This case report is about a past smoker who presented with history of recurrent ulcers and digital gangrene with claudication pain of the left foot for the past fifteen years. Clinical examination and angiogram showed disease involving the peripheral vessels of lowervlimb. This patient had been labeled as Buerger's disease 15 years ago based on clinical and demographic profile of the illness. We felt that the progression of the disease despite the patient having stopped smoking 15 years ago along with the presence of elevated inflammatory markers in the blood with proteinuria was not in keeping with the nature of the disease. Furthur evaluation revealed that the patient had systemic lupus erythematosus with antiphospholipid antibody syndrome. This case highlights the need for a careful search for diseases, which can mimic Buerger's disease in young smokers who present with peripheral vascular disease and who have an atypical clinical presentation or progression.


Keywords: Systemic lupus erythematosus, antiphospholipid antibody syndrome, Buerger′s disease, lower limb ischemia


How to cite this article:
Vasugi Z, Danda D. Systemic lupus erythematosis with antiphospholipid antibody syndrome: A mimic of Buerger's disease. J Postgrad Med 2006;52:132-3

How to cite this URL:
Vasugi Z, Danda D. Systemic lupus erythematosis with antiphospholipid antibody syndrome: A mimic of Buerger's disease. J Postgrad Med [serial online] 2006 [cited 2023 Mar 31];52:132-3. Available from: https://www.jpgmonline.com/text.asp?2006/52/2/132/25159


Buerger's disease is a vaso-occlusive disease seen among young smokers. Its presentation can mimic that of any disease that may result in the obstruction of the peripheral vessels. There are no clinical features, which are considered pathogpnomonic of this disease.[1] The ability of Buerger's disease to resemble other vaso-occlusive diseases like Behcet's has been reported previously.[2] We report this case which is a case of systemic lupus erythematosus (SLE) and antiphospholipid syndrome (APS) that initially resembled the clinical picture of Buerger's disease. This case highlights the need for a careful search for diseases which can mimic Buerger's disease in young smokers.


  Case History Top


A 46 years old male patient presented with history of recurrent painful non-healing ulcers of the left foot, digital gangrene of the left toes and claudication pain of both lower limbs for the past fifteen years. There was no history of Raynaud's phenomenon, arthralgia, oral ulcers, malar rash, photosensitivity, seizures, psychosis or neurological deficits. He was a smoker of 20 packs per year and had stopped smoking after the initial presentation. He did not have a prior history of hypertension, diabetes or ischemic heart disease. He was evaluated in various hospitals since 1991 for these complaints and was labeled as Buerger's disease because lower limb angiograms had shown diffuse peripheral vascular disease of the femoro popliteal vasculature and vessels distal to it. He was given symptomatic treatment and was advised to refrain from smoking. His symptoms continued to progress even after the patient had stopped smoking. He continued to develop digital gangrene of the left toes and recurrent non healing ulcers of the left leg. Current admission in our hospital was for severe rest pain of the left lowerlimb along with a painful non healing ulcer of the same limb over the past four months.
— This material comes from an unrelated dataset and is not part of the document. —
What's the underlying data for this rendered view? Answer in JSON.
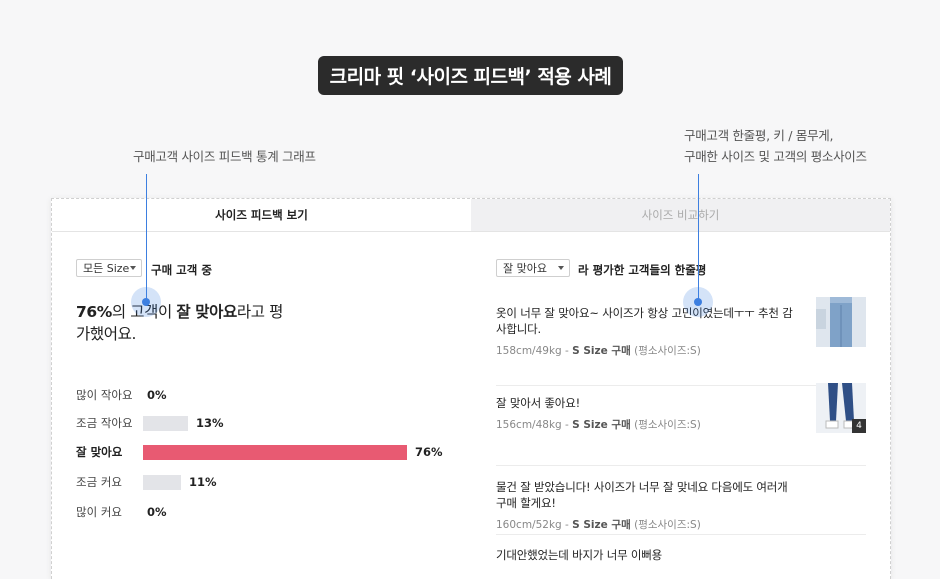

On examination the patient was a well built middle aged male patient with normal vital parameters and no significant abnormality detected on general physical, cardiovascular, respiratory, nervous system, abdomen and musculoskeletal system examination. There was a 8 by10 cm ulcer on the dorsum of the left foot which was covered with devitalized tissue. All the toes of the left foot had been amputated. The dorsalis pedis and posterior tibial and popliteal pulses were absent on both sides. All the other peripheral pulses were well felt. There were no bruits demonstrable. The Allen's test was negative.[1]

Laboratory investigations were as follows: Haemoglobin concentration 9.2 gm/dl; white blood cell total and differential - 6800/cu mm; neutrophil-55%; eosinophil-5%; lymphocyte-30%; monocyte-9%; basophils-1%; Erythyrocyte Sedimentation Rate 2/36/73mm; platelet count-1, 65,000/cu mm; fasting blood sugar -110 mg/dl; postprandial blood sugar leves - 157 mg/dl; lipid profile-168/159/35/101; serum creatinine concentration -2.4 mg/dl; urine micro-bland sediment with 2+ albumin; activated partial thromboplastin time- was deranged. Lupus anticoagulants and anticardiolipin antibodies were positive in high titres and direct Coomb's test was strongly positive. Chest X-ray, electro type concentration the serum echo cardiograms were normal. The ankle brachial index was 0.4 on the right side and 0.5 on the left side.

Color Doppler showed poor flow in the tibial and peroneal arteries and in the small digital arteries and reformation flow at the level of femoro popliteal vessels. The angiogram revealed occlusion of the superficial femoral, popliteal and profunda femoris arteries on the left and internal iliac and popliteal artery on the right. The aorta and its other branches were normal.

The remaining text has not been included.